The Engineering Challenge

This brings us to the core insight: building AGI is a distributed systems problem, not a machine learning problem. We’ve been fooled into thinking that because data center-scale training clusters are distributed systems, we’re already doing systems engineering. Nothing could be further from the truth.

The real engineering challenge is building:

Fault-tolerant pipelines where component failures don’t cascade into system failures
Monitoring and observability systems that can detect when model outputs are drifting or becoming unreliable
Deployment systems that allow for rolling updates without breaking existing integrations
Testing frameworks that can validate system behavior across thousands of model and parameter combinations

This is the kind of engineering challenge that requires decades of distributed systems experience, not just machine learning expertise. The solutions will come from infrastructure engineers who understand how to build reliable, scalable systems at the intersection of hardware, software, and AI models.

What We Should Be Building Instead

While everyone else is focused on scaling the next model, we should be building the infrastructure that makes general intelligence possible. Here’s my roadmap:

Phase 1: Foundation Layer

Context Management Service: Persistent, queryable, versioned knowledge graphs with real-time updates
Memory Service: Episodic and semantic memory systems with learned consolidation patterns
Workflow Engine: Deterministic orchestration of probabilistic components with rollback capabilities
Agent Coordination Layer: Multi-agent systems with negotiated consensus and conflict resolution

Phase 2: Capability Layer

Specialized Model Controls: Fine-tuned models for specific reasoning domains with standardized interfaces
Symbolic Reasoning Engine: Exact calculation and symbolic manipulation capabilities that work with probabilistic components
Planning and Goal Management: Systems that can break complex objectives into executable sub-plans
Cross-modal Integration: Systems that combine sensory inputs (text, vision, audio) into unified representations

Phase 3: Emergence Layer

This is where real AGI emerges—from the interaction of all these components working together, not from any single breakthrough model. The system’s capabilities will exceed those of its individual parts through emergent properties that arise from careful architectural design.

The Path Forward

The path to AGI isn’t through training a bigger transformer—it’s through building distributed systems that can orchestrate hundreds of specialized models, maintain coherent context across sessions, execute deterministic workflows around probabilistic components, and provide fault-tolerant operation at production scale.

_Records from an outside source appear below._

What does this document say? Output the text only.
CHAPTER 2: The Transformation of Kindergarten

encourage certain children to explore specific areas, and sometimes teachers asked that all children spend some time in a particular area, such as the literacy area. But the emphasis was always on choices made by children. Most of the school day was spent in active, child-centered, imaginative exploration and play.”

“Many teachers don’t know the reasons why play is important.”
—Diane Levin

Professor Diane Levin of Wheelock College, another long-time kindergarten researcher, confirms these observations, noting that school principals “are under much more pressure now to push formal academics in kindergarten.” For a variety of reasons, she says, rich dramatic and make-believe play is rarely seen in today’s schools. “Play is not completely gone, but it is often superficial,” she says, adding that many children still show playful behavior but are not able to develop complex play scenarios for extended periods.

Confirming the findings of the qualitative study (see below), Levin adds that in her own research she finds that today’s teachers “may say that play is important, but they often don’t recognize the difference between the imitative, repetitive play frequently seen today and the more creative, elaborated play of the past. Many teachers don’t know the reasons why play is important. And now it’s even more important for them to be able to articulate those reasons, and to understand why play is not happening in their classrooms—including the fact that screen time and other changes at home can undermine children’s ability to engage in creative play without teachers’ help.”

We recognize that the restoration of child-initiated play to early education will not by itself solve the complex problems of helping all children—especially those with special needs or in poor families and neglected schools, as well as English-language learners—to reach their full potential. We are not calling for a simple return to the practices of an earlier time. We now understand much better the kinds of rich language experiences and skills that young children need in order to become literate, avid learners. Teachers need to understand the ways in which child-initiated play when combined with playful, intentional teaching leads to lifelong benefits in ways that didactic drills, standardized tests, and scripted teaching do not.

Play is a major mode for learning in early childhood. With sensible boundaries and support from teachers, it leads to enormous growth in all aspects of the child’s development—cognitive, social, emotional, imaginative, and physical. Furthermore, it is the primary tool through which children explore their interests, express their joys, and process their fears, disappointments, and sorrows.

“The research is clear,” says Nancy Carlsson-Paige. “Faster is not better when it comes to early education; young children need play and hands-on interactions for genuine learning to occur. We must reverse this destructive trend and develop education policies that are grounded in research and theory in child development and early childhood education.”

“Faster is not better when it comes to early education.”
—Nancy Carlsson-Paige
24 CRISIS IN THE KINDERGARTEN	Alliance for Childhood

This is fundamentally engineering work, requiring decades of experience building reliable distributed systems. The breakthroughs will come from infrastructure engineers who understand how to build context paths, memory systems, workflow orchestration, and model coordination at scale.

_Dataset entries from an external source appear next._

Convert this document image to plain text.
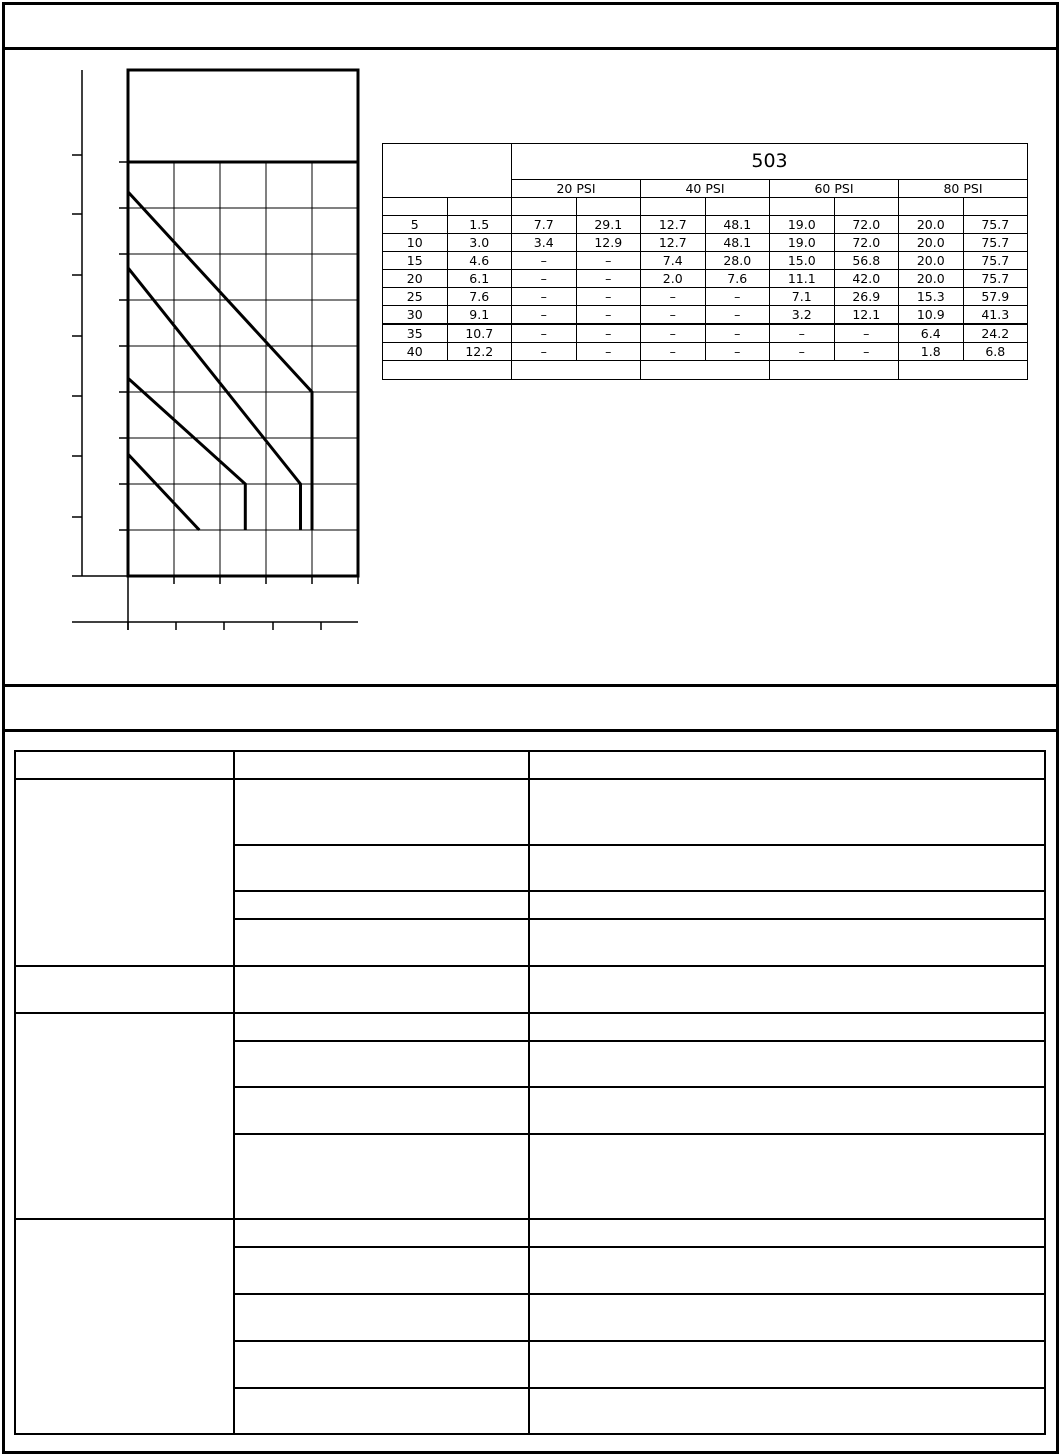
		503							
		20 PSI		40 PSI		60 PSI		80 PSI	

5	1.5	7.7	29.1	12.7	48.1	19.0	72.0	20.0	75.7
10	3.0	3.4	12.9	12.7	48.1	19.0	72.0	20.0	75.7
15	4.6	–	–	7.4	28.0	15.0	56.8	20.0	75.7
20	6.1	–	–	2.0	7.6	11.1	42.0	20.0	75.7
25	7.6	–	–	–	–	7.1	26.9	15.3	57.9
30	9.1	–	–	–	–	3.2	12.1	10.9	41.3
35	10.7	–	–	–	–	–	–	6.4	24.2
40	12.2	–	–	–	–	–	–	1.8	6.8
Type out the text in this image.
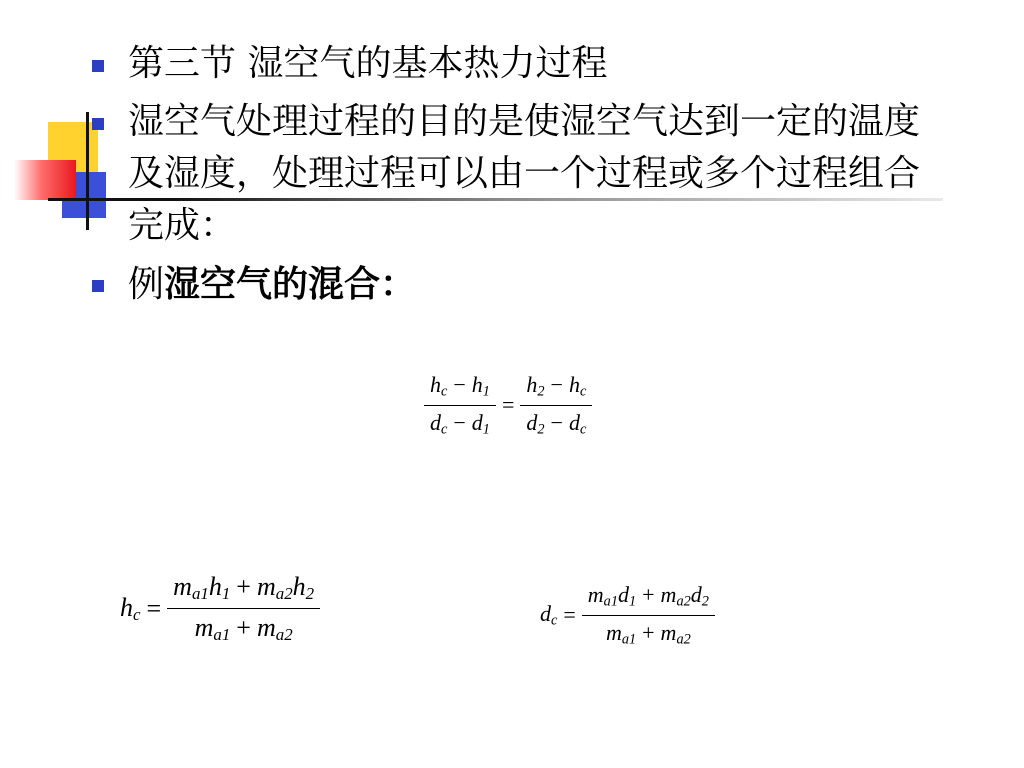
第三节 湿空气的基本热力过程
湿空气处理过程的目的是使湿空气达到一定的温度及湿度，处理过程可以由一个过程或多个过程组合完成：
例湿空气的混合：
$\frac{h_c - h_1}{d_c - d_1} = \frac{h_2 - h_c}{d_2 - d_c}$
$h_c = \frac{m_{a1}h_1 + m_{a2}h_2}{m_{a1} + m_{a2}}$	$d_c = \frac{m_{a1}d_1 + m_{a2}d_2}{m_{a1} + m_{a2}}$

The race to AGI isn’t being won by the team with the biggest GPU cluster—it’s being won by the team that understands how to build reliable, engineered AI systems that can actually reason across domains while maintaining consistent behavior.

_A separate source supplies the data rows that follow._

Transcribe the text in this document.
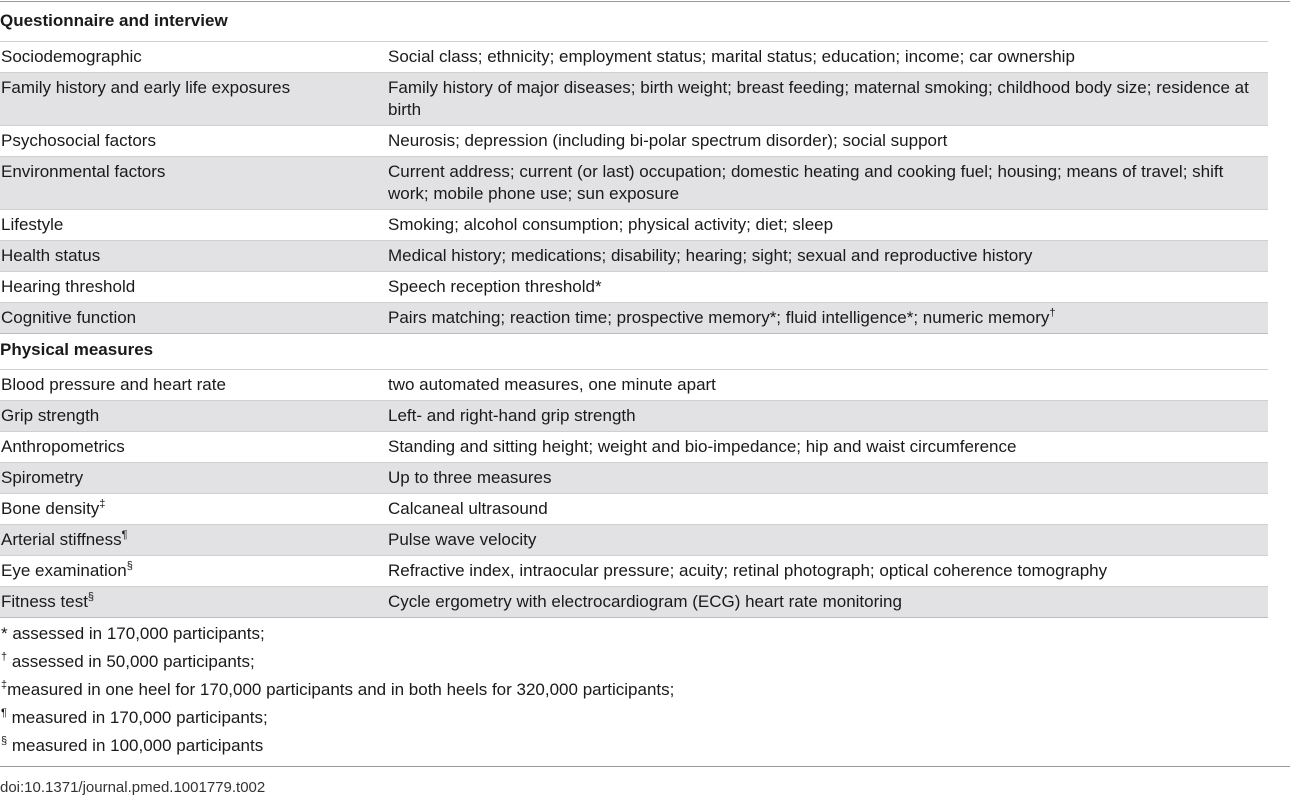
Questionnaire and interview
Sociodemographic	Social class; ethnicity; employment status; marital status; education; income; car ownership
Family history and early life exposures	Family history of major diseases; birth weight; breast feeding; maternal smoking; childhood body size; residence at birth
Psychosocial factors	Neurosis; depression (including bi-polar spectrum disorder); social support
Environmental factors	Current address; current (or last) occupation; domestic heating and cooking fuel; housing; means of travel; shift work; mobile phone use; sun exposure
Lifestyle	Smoking; alcohol consumption; physical activity; diet; sleep
Health status	Medical history; medications; disability; hearing; sight; sexual and reproductive history
Hearing threshold	Speech reception threshold*
Cognitive function	Pairs matching; reaction time; prospective memory*; fluid intelligence*; numeric memory†
Physical measures
Blood pressure and heart rate	two automated measures, one minute apart
Grip strength	Left- and right-hand grip strength
Anthropometrics	Standing and sitting height; weight and bio-impedance; hip and waist circumference
Spirometry	Up to three measures
Bone density‡	Calcaneal ultrasound
Arterial stiffness¶	Pulse wave velocity
Eye examination§	Refractive index, intraocular pressure; acuity; retinal photograph; optical coherence tomography
Fitness test§	Cycle ergometry with electrocardiogram (ECG) heart rate monitoring
* assessed in 170,000 participants;
† assessed in 50,000 participants;
‡measured in one heel for 170,000 participants and in both heels for 320,000 participants;
¶ measured in 170,000 participants;
§ measured in 100,000 participants
doi:10.1371/journal.pmed.1001779.t002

The models we have now are sufficient. The missing piece is the systems engineering that turns them into general intelligence.

We’ve been asking the wrong question. It’s not “how do we get to the next model breakthrough?” It’s “how do we build the system architecture that makes general intelligence inevitable with the models we already have?”

The answer is systems engineering. The future of AGI is architectural, not algorithmic.